Secondary Data: Clinical Trials Dataset

Surprisingly, there were much less issues downloading every clinical trial and graphing different characteristics. At this more “bird’s eye” level of describing a study, the data is much more consistent and tidy, allowing for easier manipulation and usage.

Seeing the distribution of trials across the US shows what one may guess: there are generally more trials in metropolitan areas which have large cities and relevant academic institutions. As the NIH is located in Maryland, many NIH sponsored trials are associated with a location in Maryland. California is the state with by far the most number of trials overall. Surprisingly, Alabama has the 2nd most number of studies performed according to our data. None of the group members would have guessed Alabama being in the top 2 states, let alone being an above average state. Another intersting fact is that observational studies with patient registries are highly clustered in major cities. On the other hand, when we look at the time trend, we can tell that industries has much more completed/ ongoing clinical trials compared to NIH after 2000.

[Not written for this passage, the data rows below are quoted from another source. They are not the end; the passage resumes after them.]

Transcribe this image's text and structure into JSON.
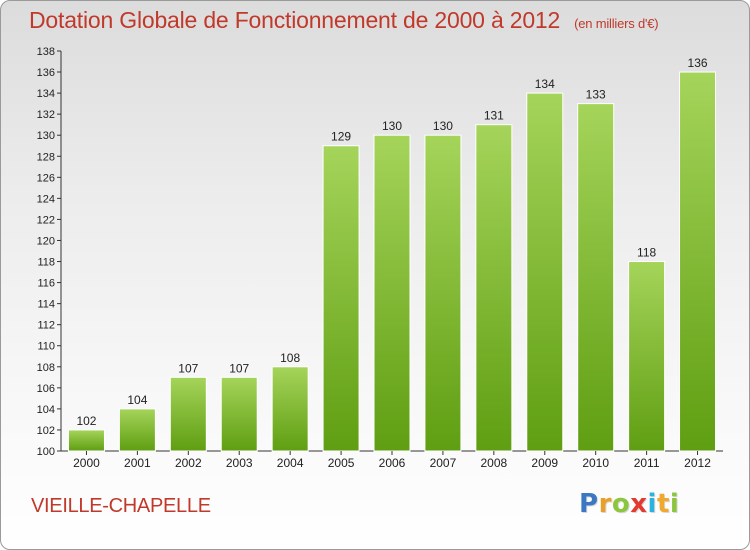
{
  "title": "Dotation Globale de Fonctionnement de 2000 à 2012",
  "subtitle": "(en milliers d'€)",
  "place": "VIEILLE-CHAPELLE",
  "logo": {
    "letters": [
      "P",
      "r",
      "o",
      "x",
      "i",
      "t",
      "i"
    ],
    "colors": [
      "#3b78c3",
      "#e8a02a",
      "#8cc63f",
      "#e23a2e",
      "#2bb3e0",
      "#f0a82f",
      "#8cc63f"
    ]
  },
  "colors": {
    "title": "#c0392b",
    "bar_top": "#a5d45a",
    "bar_bottom": "#5f9e12",
    "axis": "#333333"
  },
  "chart_data": {
    "type": "bar",
    "categories": [
      "2000",
      "2001",
      "2002",
      "2003",
      "2004",
      "2005",
      "2006",
      "2007",
      "2008",
      "2009",
      "2010",
      "2011",
      "2012"
    ],
    "values": [
      102,
      104,
      107,
      107,
      108,
      129,
      130,
      130,
      131,
      134,
      133,
      118,
      136
    ],
    "ylim": [
      100,
      138
    ],
    "yticks": [
      100,
      102,
      104,
      106,
      108,
      110,
      112,
      114,
      116,
      118,
      120,
      122,
      124,
      126,
      128,
      130,
      132,
      134,
      136,
      138
    ],
    "grid": false,
    "data_labels": true
  }
}
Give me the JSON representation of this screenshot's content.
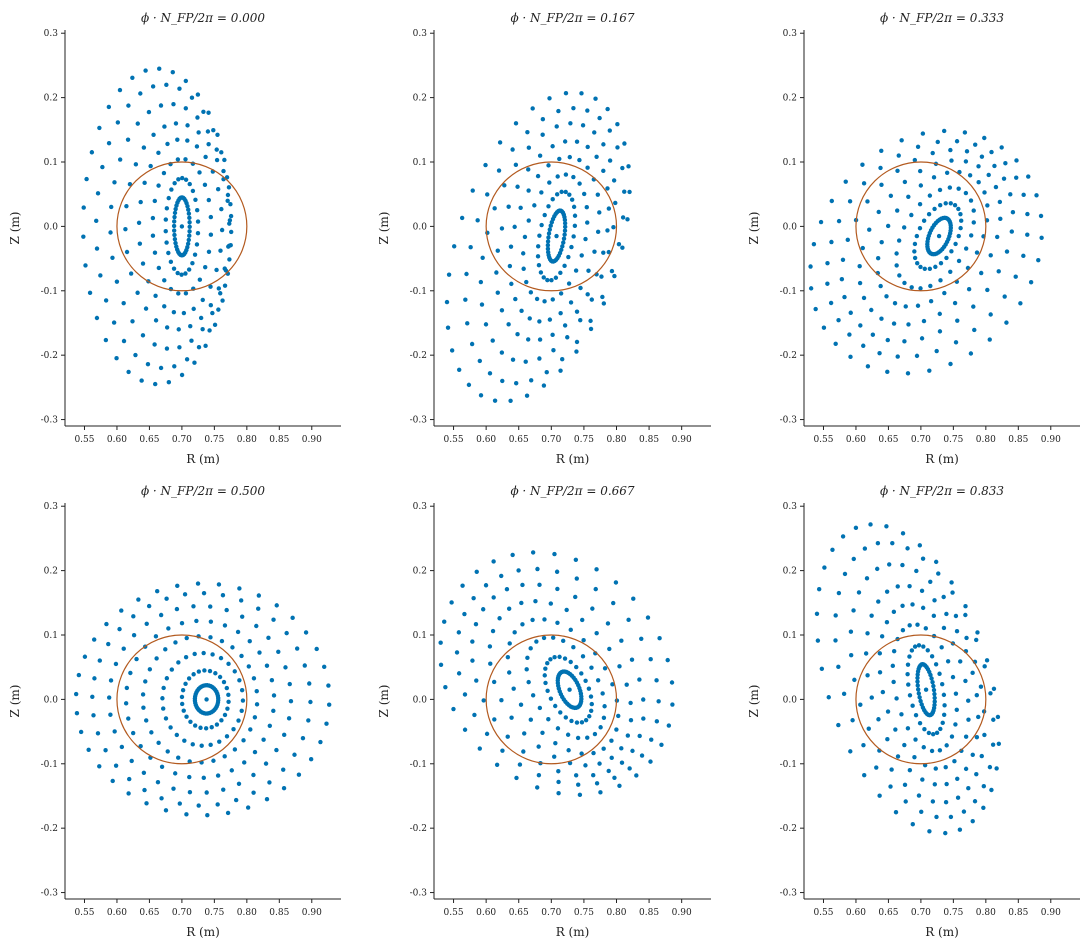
{
  "colors": {
    "points": "#0072b2",
    "circle": "#b35a1f",
    "axes": "#222222"
  },
  "chart_data": [
    {
      "type": "scatter",
      "title": "ϕ · N_FP/2π = 0.000",
      "xlabel": "R (m)",
      "ylabel": "Z (m)",
      "xlim": [
        0.52,
        0.945
      ],
      "ylim": [
        -0.31,
        0.305
      ],
      "xticks": [
        "0.55",
        "0.60",
        "0.65",
        "0.70",
        "0.75",
        "0.80",
        "0.85",
        "0.90"
      ],
      "yticks": [
        "-0.3",
        "-0.2",
        "-0.1",
        "0.0",
        "0.1",
        "0.2",
        "0.3"
      ],
      "grid": false,
      "circle": {
        "center_r": 0.7,
        "center_z": 0.0,
        "radius": 0.1
      },
      "axis_point": {
        "r": 0.7,
        "z": 0.0
      },
      "surfaces": [
        {
          "r0": 0.7,
          "z0": 0.0,
          "a": 0.012,
          "b": 0.045,
          "tilt": 0.0,
          "n": 40,
          "rot": 0.3
        },
        {
          "r0": 0.7,
          "z0": 0.0,
          "a": 0.025,
          "b": 0.075,
          "tilt": 0.0,
          "n": 26,
          "rot": 0.1
        },
        {
          "r0": 0.7,
          "z0": 0.0,
          "a": 0.045,
          "b": 0.105,
          "tilt": 0.0,
          "n": 24,
          "rot": 0.4
        },
        {
          "r0": 0.698,
          "z0": 0.0,
          "a": 0.064,
          "b": 0.135,
          "tilt": 0.0,
          "n": 26,
          "rot": 0.2
        },
        {
          "r0": 0.693,
          "z0": 0.0,
          "a": 0.08,
          "b": 0.16,
          "tilt": 0.0,
          "n": 28,
          "rot": 0.7
        },
        {
          "r0": 0.682,
          "z0": 0.0,
          "a": 0.092,
          "b": 0.19,
          "tilt": 0.0,
          "n": 30,
          "rot": 0.05
        },
        {
          "r0": 0.672,
          "z0": 0.0,
          "a": 0.104,
          "b": 0.22,
          "tilt": 0.0,
          "n": 32,
          "rot": 0.55
        },
        {
          "r0": 0.662,
          "z0": 0.0,
          "a": 0.114,
          "b": 0.245,
          "tilt": 0.0,
          "n": 34,
          "rot": 0.25
        }
      ]
    },
    {
      "type": "scatter",
      "title": "ϕ · N_FP/2π = 0.167",
      "xlabel": "R (m)",
      "ylabel": "Z (m)",
      "xlim": [
        0.52,
        0.945
      ],
      "ylim": [
        -0.31,
        0.305
      ],
      "xticks": [
        "0.55",
        "0.60",
        "0.65",
        "0.70",
        "0.75",
        "0.80",
        "0.85",
        "0.90"
      ],
      "yticks": [
        "-0.3",
        "-0.2",
        "-0.1",
        "0.0",
        "0.1",
        "0.2",
        "0.3"
      ],
      "grid": false,
      "circle": {
        "center_r": 0.7,
        "center_z": 0.0,
        "radius": 0.1
      },
      "axis_point": {
        "r": 0.708,
        "z": -0.015
      },
      "surfaces": [
        {
          "r0": 0.708,
          "z0": -0.015,
          "a": 0.012,
          "b": 0.04,
          "tilt": -0.15,
          "n": 40,
          "rot": 0.1
        },
        {
          "r0": 0.708,
          "z0": -0.015,
          "a": 0.026,
          "b": 0.07,
          "tilt": -0.18,
          "n": 26,
          "rot": 0.3
        },
        {
          "r0": 0.706,
          "z0": -0.018,
          "a": 0.046,
          "b": 0.1,
          "tilt": -0.2,
          "n": 24,
          "rot": 0.6
        },
        {
          "r0": 0.705,
          "z0": -0.02,
          "a": 0.064,
          "b": 0.13,
          "tilt": -0.22,
          "n": 26,
          "rot": 0.2
        },
        {
          "r0": 0.702,
          "z0": -0.022,
          "a": 0.08,
          "b": 0.158,
          "tilt": -0.24,
          "n": 28,
          "rot": 0.45
        },
        {
          "r0": 0.695,
          "z0": -0.025,
          "a": 0.094,
          "b": 0.19,
          "tilt": -0.26,
          "n": 30,
          "rot": 0.05
        },
        {
          "r0": 0.69,
          "z0": -0.03,
          "a": 0.11,
          "b": 0.22,
          "tilt": -0.28,
          "n": 32,
          "rot": 0.35
        },
        {
          "r0": 0.68,
          "z0": -0.032,
          "a": 0.125,
          "b": 0.248,
          "tilt": -0.3,
          "n": 34,
          "rot": 0.15
        }
      ]
    },
    {
      "type": "scatter",
      "title": "ϕ · N_FP/2π = 0.333",
      "xlabel": "R (m)",
      "ylabel": "Z (m)",
      "xlim": [
        0.52,
        0.945
      ],
      "ylim": [
        -0.31,
        0.305
      ],
      "xticks": [
        "0.55",
        "0.60",
        "0.65",
        "0.70",
        "0.75",
        "0.80",
        "0.85",
        "0.90"
      ],
      "yticks": [
        "-0.3",
        "-0.2",
        "-0.1",
        "0.0",
        "0.1",
        "0.2",
        "0.3"
      ],
      "grid": false,
      "circle": {
        "center_r": 0.7,
        "center_z": 0.0,
        "radius": 0.1
      },
      "axis_point": {
        "r": 0.728,
        "z": -0.015
      },
      "surfaces": [
        {
          "r0": 0.728,
          "z0": -0.015,
          "a": 0.015,
          "b": 0.03,
          "tilt": -0.4,
          "n": 40,
          "rot": 0.2
        },
        {
          "r0": 0.726,
          "z0": -0.015,
          "a": 0.03,
          "b": 0.055,
          "tilt": -0.45,
          "n": 26,
          "rot": 0.5
        },
        {
          "r0": 0.722,
          "z0": -0.018,
          "a": 0.05,
          "b": 0.085,
          "tilt": -0.5,
          "n": 24,
          "rot": 0.1
        },
        {
          "r0": 0.718,
          "z0": -0.02,
          "a": 0.07,
          "b": 0.115,
          "tilt": -0.55,
          "n": 26,
          "rot": 0.4
        },
        {
          "r0": 0.714,
          "z0": -0.025,
          "a": 0.092,
          "b": 0.14,
          "tilt": -0.58,
          "n": 28,
          "rot": 0.25
        },
        {
          "r0": 0.71,
          "z0": -0.03,
          "a": 0.115,
          "b": 0.162,
          "tilt": -0.6,
          "n": 30,
          "rot": 0.6
        },
        {
          "r0": 0.71,
          "z0": -0.035,
          "a": 0.14,
          "b": 0.18,
          "tilt": -0.62,
          "n": 32,
          "rot": 0.05
        },
        {
          "r0": 0.708,
          "z0": -0.04,
          "a": 0.165,
          "b": 0.2,
          "tilt": -0.64,
          "n": 34,
          "rot": 0.3
        }
      ]
    },
    {
      "type": "scatter",
      "title": "ϕ · N_FP/2π = 0.500",
      "xlabel": "R (m)",
      "ylabel": "Z (m)",
      "xlim": [
        0.52,
        0.945
      ],
      "ylim": [
        -0.31,
        0.305
      ],
      "xticks": [
        "0.55",
        "0.60",
        "0.65",
        "0.70",
        "0.75",
        "0.80",
        "0.85",
        "0.90"
      ],
      "yticks": [
        "-0.3",
        "-0.2",
        "-0.1",
        "0.0",
        "0.1",
        "0.2",
        "0.3"
      ],
      "grid": false,
      "circle": {
        "center_r": 0.7,
        "center_z": 0.0,
        "radius": 0.1
      },
      "axis_point": {
        "r": 0.738,
        "z": 0.0
      },
      "surfaces": [
        {
          "r0": 0.738,
          "z0": 0.0,
          "a": 0.018,
          "b": 0.022,
          "tilt": 0.0,
          "n": 40,
          "rot": 0.1
        },
        {
          "r0": 0.736,
          "z0": 0.0,
          "a": 0.036,
          "b": 0.045,
          "tilt": 0.0,
          "n": 26,
          "rot": 0.4
        },
        {
          "r0": 0.732,
          "z0": 0.0,
          "a": 0.062,
          "b": 0.072,
          "tilt": 0.0,
          "n": 28,
          "rot": 0.2
        },
        {
          "r0": 0.728,
          "z0": 0.0,
          "a": 0.088,
          "b": 0.098,
          "tilt": 0.0,
          "n": 30,
          "rot": 0.55
        },
        {
          "r0": 0.728,
          "z0": 0.0,
          "a": 0.114,
          "b": 0.122,
          "tilt": 0.0,
          "n": 32,
          "rot": 0.05
        },
        {
          "r0": 0.728,
          "z0": 0.0,
          "a": 0.14,
          "b": 0.145,
          "tilt": 0.0,
          "n": 34,
          "rot": 0.35
        },
        {
          "r0": 0.73,
          "z0": 0.0,
          "a": 0.168,
          "b": 0.165,
          "tilt": 0.0,
          "n": 36,
          "rot": 0.15
        },
        {
          "r0": 0.732,
          "z0": 0.0,
          "a": 0.195,
          "b": 0.18,
          "tilt": 0.0,
          "n": 38,
          "rot": 0.45
        }
      ]
    },
    {
      "type": "scatter",
      "title": "ϕ · N_FP/2π = 0.667",
      "xlabel": "R (m)",
      "ylabel": "Z (m)",
      "xlim": [
        0.52,
        0.945
      ],
      "ylim": [
        -0.31,
        0.305
      ],
      "xticks": [
        "0.55",
        "0.60",
        "0.65",
        "0.70",
        "0.75",
        "0.80",
        "0.85",
        "0.90"
      ],
      "yticks": [
        "-0.3",
        "-0.2",
        "-0.1",
        "0.0",
        "0.1",
        "0.2",
        "0.3"
      ],
      "grid": false,
      "circle": {
        "center_r": 0.7,
        "center_z": 0.0,
        "radius": 0.1
      },
      "axis_point": {
        "r": 0.728,
        "z": 0.015
      },
      "surfaces": [
        {
          "r0": 0.728,
          "z0": 0.015,
          "a": 0.015,
          "b": 0.03,
          "tilt": 0.4,
          "n": 40,
          "rot": 0.2
        },
        {
          "r0": 0.726,
          "z0": 0.015,
          "a": 0.03,
          "b": 0.055,
          "tilt": 0.45,
          "n": 26,
          "rot": 0.5
        },
        {
          "r0": 0.722,
          "z0": 0.018,
          "a": 0.05,
          "b": 0.085,
          "tilt": 0.5,
          "n": 24,
          "rot": 0.1
        },
        {
          "r0": 0.718,
          "z0": 0.02,
          "a": 0.07,
          "b": 0.115,
          "tilt": 0.55,
          "n": 26,
          "rot": 0.4
        },
        {
          "r0": 0.714,
          "z0": 0.025,
          "a": 0.092,
          "b": 0.14,
          "tilt": 0.58,
          "n": 28,
          "rot": 0.25
        },
        {
          "r0": 0.71,
          "z0": 0.03,
          "a": 0.115,
          "b": 0.162,
          "tilt": 0.6,
          "n": 30,
          "rot": 0.6
        },
        {
          "r0": 0.71,
          "z0": 0.035,
          "a": 0.14,
          "b": 0.18,
          "tilt": 0.62,
          "n": 32,
          "rot": 0.05
        },
        {
          "r0": 0.708,
          "z0": 0.04,
          "a": 0.165,
          "b": 0.2,
          "tilt": 0.64,
          "n": 34,
          "rot": 0.3
        }
      ]
    },
    {
      "type": "scatter",
      "title": "ϕ · N_FP/2π = 0.833",
      "xlabel": "R (m)",
      "ylabel": "Z (m)",
      "xlim": [
        0.52,
        0.945
      ],
      "ylim": [
        -0.31,
        0.305
      ],
      "xticks": [
        "0.55",
        "0.60",
        "0.65",
        "0.70",
        "0.75",
        "0.80",
        "0.85",
        "0.90"
      ],
      "yticks": [
        "-0.3",
        "-0.2",
        "-0.1",
        "0.0",
        "0.1",
        "0.2",
        "0.3"
      ],
      "grid": false,
      "circle": {
        "center_r": 0.7,
        "center_z": 0.0,
        "radius": 0.1
      },
      "axis_point": {
        "r": 0.708,
        "z": 0.015
      },
      "surfaces": [
        {
          "r0": 0.708,
          "z0": 0.015,
          "a": 0.012,
          "b": 0.04,
          "tilt": 0.15,
          "n": 40,
          "rot": 0.1
        },
        {
          "r0": 0.708,
          "z0": 0.015,
          "a": 0.026,
          "b": 0.07,
          "tilt": 0.18,
          "n": 26,
          "rot": 0.3
        },
        {
          "r0": 0.706,
          "z0": 0.018,
          "a": 0.046,
          "b": 0.1,
          "tilt": 0.2,
          "n": 24,
          "rot": 0.6
        },
        {
          "r0": 0.705,
          "z0": 0.02,
          "a": 0.064,
          "b": 0.13,
          "tilt": 0.22,
          "n": 26,
          "rot": 0.2
        },
        {
          "r0": 0.702,
          "z0": 0.022,
          "a": 0.08,
          "b": 0.158,
          "tilt": 0.24,
          "n": 28,
          "rot": 0.45
        },
        {
          "r0": 0.695,
          "z0": 0.025,
          "a": 0.094,
          "b": 0.19,
          "tilt": 0.26,
          "n": 30,
          "rot": 0.05
        },
        {
          "r0": 0.69,
          "z0": 0.03,
          "a": 0.11,
          "b": 0.22,
          "tilt": 0.28,
          "n": 32,
          "rot": 0.35
        },
        {
          "r0": 0.68,
          "z0": 0.032,
          "a": 0.125,
          "b": 0.248,
          "tilt": 0.3,
          "n": 34,
          "rot": 0.15
        }
      ]
    }
  ]
}
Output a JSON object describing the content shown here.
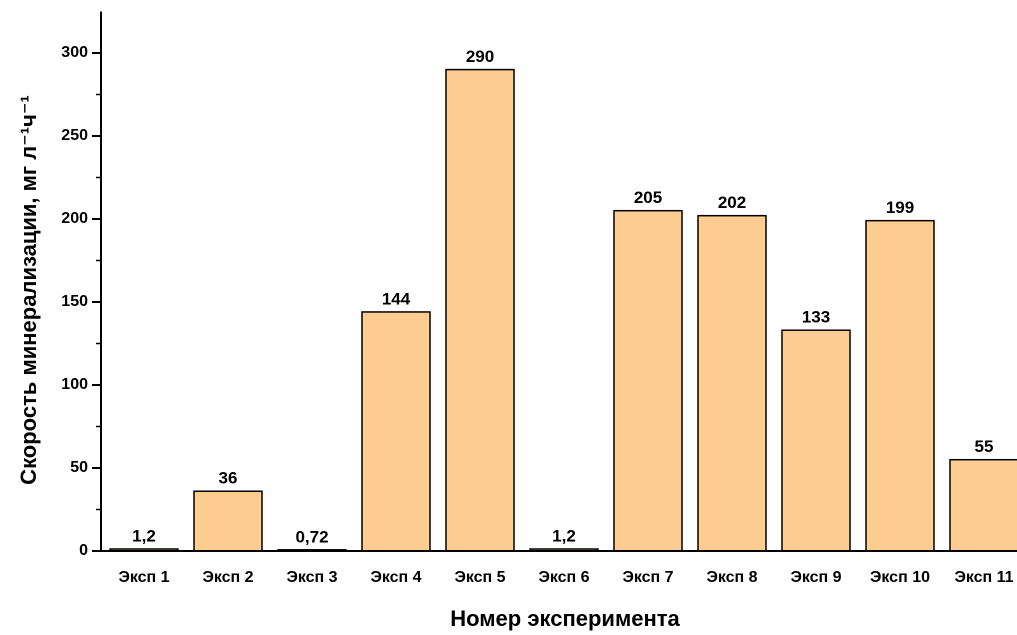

When we order all the sponsors by number of studies they’ve supported, we can see a healthy mix of govermental agencies (e.g. NCI), industries (e.g. Pfizer) and academical institutions (e.g. Stanford University). Memorial Sloan Kettering Cancer Center, which is one of our affiliated institutions, has the 20th most amount of studies recorded at 530. Also, Columbia University itself ranked 62nd with 249 studies recorded.

A work by Bryan Bunning, Yuanzhi Yu, Zongchao Liu, Gavin Ko, and Kevin S.W.